We consider the system AotoYamada_05__005.

  Alphabet:

    0 : [] --> a 
    add : [] --> a -> a -> a 
    curry : [a -> a -> a] --> a -> a -> a 
    plus : [] --> a -> a -> a 
    s : [a] --> a 

  Rules:

    plus 0 x => x 
    plus s(x) y => s(plus x y) 
    curry(f) x y => f x y 
    add => curry(plus) 

This AFS is converted to an AFSM simply by replacing all free variables by meta-variables (with arity 0).

Symbol curry is an encoding for application that is only used in innocuous ways.  We can simplify the program (without losing non-termination) by removing it.  This gives:

  Alphabet:

    0 : [] --> a 
    add : [] --> a -> a -> a 
    plus : [] --> a -> a -> a 
    s : [a] --> a 

  Rules:

    plus 0 X => X 
    plus s(X) Y => s(plus X Y) 
    add => plus 

We use rule removal, following [Kop12, Theorem 2.23].

This gives the following requirements (possibly using Theorems 2.25 and 2.26 in [Kop12]):

  plus 0 X >? X 
  plus s(X) Y >? s(plus X Y) 
  add >? plus 

We orient these requirements with a polynomial interpretation in the natural numbers.

The following interpretation satisfies the requirements:

  0 = 3 
  add = \y0y1.3 + 3y0 + 3y1 
  plus = \y0y1.3y0 + 3y1 
  s = \y0.3 + y0 

Using this interpretation, the requirements translate to:

  [[plus 0 _x0]] = 12 + 4x0 > x0 = [[_x0]] 
  [[plus s(_x0) _x1]] = 12 + 4x0 + 4x1 > 3 + 4x0 + 4x1 = [[s(plus _x0 _x1)]] 
  [[add]] = \y0y1.3 + 3y0 + 3y1 > \y0y1.3y0 + 3y1 = [[plus]] 

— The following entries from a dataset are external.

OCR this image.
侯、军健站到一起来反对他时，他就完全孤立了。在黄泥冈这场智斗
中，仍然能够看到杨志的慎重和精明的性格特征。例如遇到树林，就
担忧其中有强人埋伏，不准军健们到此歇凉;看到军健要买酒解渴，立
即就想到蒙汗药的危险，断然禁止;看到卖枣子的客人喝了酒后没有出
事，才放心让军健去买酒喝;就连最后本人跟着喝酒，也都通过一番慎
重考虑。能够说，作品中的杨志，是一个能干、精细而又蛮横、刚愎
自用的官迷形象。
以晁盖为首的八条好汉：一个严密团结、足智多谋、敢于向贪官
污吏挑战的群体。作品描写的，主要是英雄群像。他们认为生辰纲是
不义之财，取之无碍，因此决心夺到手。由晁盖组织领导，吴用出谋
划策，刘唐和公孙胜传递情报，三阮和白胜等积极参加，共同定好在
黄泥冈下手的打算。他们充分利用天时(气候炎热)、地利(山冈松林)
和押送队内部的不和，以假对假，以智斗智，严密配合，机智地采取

We can thus remove the following rules:

  plus 0 X => X 
  plus s(X) Y => s(plus X Y) 
  add => plus 

All rules were succesfully removed.  Thus, termination of the original system has been reduced to termination of the beta-rule, which is well-known to hold.


+++ Citations +++

[Kop12]  C. Kop.  Higher Order Termination.  PhD Thesis, 2012.